Ten slotte kan een zwakke lens ons helpen met de deeltjes met de laagste massa die we kennen: neutrino's. Deze snel bewegende deeltjes blijven niet hangen in sterrenstelsels terwijl ze zich vormen, maar ze voeren onderweg energie en massa af. Als ze te veel wegnemen, worden sterrenstelsels niet zo groot, dus enquêtes met zwakke lenzen kunnen ons helpen te bepalen hoeveel massa-neutrino's hebben.
Net als SDSS zal LSST zijn gegevens vrijgeven aan astronomen ongeacht of zij lid zijn van de samenwerking, waardoor geïnteresseerde wetenschappers deze kunnen gebruiken in hun onderzoek.
"De telescoop in de enquêtemodus laten werken en vervolgens die uitgebreide, gekalibreerde dataproducten op hoog niveau naar de hele wetenschappelijke gemeenschap brengen, gaat echt combineren om van LSST de meest productieve faciliteit in de geschiedenis van de astronomie te maken", zegt Willman. "Dat is waar ik toch naar streef."

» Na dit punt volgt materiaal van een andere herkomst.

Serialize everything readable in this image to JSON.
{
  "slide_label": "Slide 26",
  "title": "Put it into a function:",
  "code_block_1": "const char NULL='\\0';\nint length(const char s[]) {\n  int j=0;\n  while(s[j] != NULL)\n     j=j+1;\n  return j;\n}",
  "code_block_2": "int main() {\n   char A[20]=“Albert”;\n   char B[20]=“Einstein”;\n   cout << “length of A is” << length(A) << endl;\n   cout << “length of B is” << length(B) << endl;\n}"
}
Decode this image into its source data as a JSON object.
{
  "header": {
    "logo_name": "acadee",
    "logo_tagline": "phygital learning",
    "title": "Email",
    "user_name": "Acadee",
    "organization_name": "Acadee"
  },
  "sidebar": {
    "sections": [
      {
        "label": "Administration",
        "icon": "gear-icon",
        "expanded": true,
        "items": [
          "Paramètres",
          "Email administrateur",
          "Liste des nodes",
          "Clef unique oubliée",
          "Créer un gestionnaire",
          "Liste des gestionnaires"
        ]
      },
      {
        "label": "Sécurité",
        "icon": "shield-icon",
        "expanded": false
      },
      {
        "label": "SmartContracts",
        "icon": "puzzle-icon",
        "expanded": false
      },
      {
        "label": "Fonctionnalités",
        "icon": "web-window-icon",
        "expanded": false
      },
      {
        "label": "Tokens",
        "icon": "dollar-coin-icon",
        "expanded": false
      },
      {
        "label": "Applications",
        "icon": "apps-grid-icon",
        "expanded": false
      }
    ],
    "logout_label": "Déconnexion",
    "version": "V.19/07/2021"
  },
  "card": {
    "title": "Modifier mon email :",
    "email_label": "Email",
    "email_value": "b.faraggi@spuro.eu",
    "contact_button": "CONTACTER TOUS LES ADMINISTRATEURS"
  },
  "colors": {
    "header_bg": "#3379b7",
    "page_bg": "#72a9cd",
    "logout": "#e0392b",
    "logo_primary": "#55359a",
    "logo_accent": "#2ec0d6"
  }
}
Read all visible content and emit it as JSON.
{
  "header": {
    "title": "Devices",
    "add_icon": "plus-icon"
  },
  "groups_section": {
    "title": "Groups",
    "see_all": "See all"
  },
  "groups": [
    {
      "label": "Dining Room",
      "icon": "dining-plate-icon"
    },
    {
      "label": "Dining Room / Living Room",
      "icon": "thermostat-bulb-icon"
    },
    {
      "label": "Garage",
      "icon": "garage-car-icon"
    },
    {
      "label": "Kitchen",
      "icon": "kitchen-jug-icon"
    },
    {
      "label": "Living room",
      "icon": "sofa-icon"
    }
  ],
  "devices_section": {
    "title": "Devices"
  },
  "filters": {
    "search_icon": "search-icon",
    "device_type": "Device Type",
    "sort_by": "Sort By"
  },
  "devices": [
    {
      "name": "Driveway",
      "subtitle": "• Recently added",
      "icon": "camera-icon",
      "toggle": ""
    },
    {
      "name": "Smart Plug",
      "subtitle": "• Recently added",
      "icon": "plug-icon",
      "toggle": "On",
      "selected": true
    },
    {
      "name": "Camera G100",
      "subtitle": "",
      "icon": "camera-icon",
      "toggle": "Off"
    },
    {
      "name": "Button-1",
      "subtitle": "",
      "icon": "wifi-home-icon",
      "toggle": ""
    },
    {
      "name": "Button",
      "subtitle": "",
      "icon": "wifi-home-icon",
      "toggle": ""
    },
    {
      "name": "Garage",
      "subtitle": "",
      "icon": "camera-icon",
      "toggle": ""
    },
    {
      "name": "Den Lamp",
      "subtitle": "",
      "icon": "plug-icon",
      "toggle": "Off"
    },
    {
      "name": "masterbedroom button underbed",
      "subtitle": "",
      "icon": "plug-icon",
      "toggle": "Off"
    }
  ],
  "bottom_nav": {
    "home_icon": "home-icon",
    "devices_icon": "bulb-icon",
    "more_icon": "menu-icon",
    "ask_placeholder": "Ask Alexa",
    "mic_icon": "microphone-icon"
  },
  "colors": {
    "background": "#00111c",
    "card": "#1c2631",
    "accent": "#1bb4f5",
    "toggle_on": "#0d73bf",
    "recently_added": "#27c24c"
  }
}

De kracht van astronomie is het gebruiken van interessante ideeën - zelfs ideeën waarvan we ooit dachten dat ze niet nuttig zouden zijn - op onverwachte manieren. Zwakke lensing geeft ons een indirecte manier om onzichtbare of zeer kleine dingen te zien. Want iets dat 'zwak' wordt genoemd, is zwakke lenzen een sterke bondgenoot in onze zoektocht om het universum te begrijpen.